From Charles Pettit1
Philadelphia 4th Decr. 1793
After having so recently given you the trouble of an application which I have reason to suppose has proved unsuccessful, it is with reluctance that I permit myself thus early to claim your attention again on a subject somewhat similar.2 Another vacancy, however, has happened in your department, by the death of Mr. Smith;3 and tho’ it affords a Station which I should not at all times have been desirous to fill, I feel it to be my duty under present circumstances to offer myself as a candidate for it.
There was a time when I enjoyed the pleasure of believing that my character and public services had created for me a share in the confidence, and even in the personal esteem of the President; and tho’ I am perfectly unconscious of having merited a diminution of his good opinion, I cannot but fear that something has happened, which I know not in what direction to look for, which has stamped me with some degree of depreciation in his esteem. Possibly however, this apprehension may have arisen from my own mistake in overrating pretensions which may have been postponed only to those which had a superior claim to his favor.

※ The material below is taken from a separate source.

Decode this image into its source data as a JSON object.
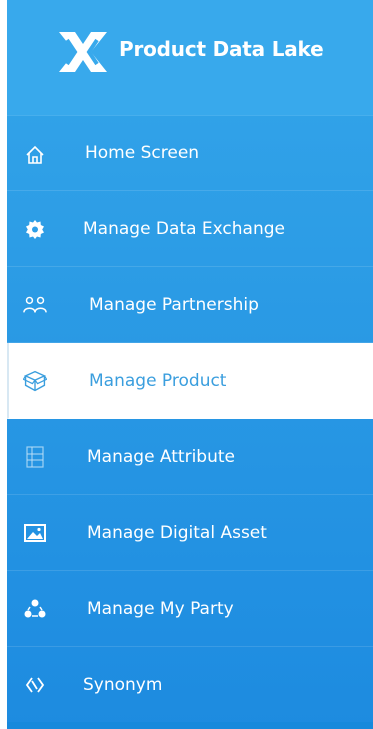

But be this as it may, I cannot but still flatter myself that the door is not finally shut against me.
I have the honor to be, very respectfully, Sir, Your most obedient & most humble servant
Alexander Hamilton Esqr.
ALS, George Washington Papers, Library of Congress.
1. Pettit was a Philadelphia merchant who had served during the American Revolution as a deputy quartermaster general from 1779 to 1781.
2. Pettit had written to George Washington on October 22, 1793, soliciting the post of naval officer of Philadelphia (ALS, George Washington Papers, Library of Congress). No application to H has been found.
3. Thomas Smith had been commissioner of loans for Pennsylvania.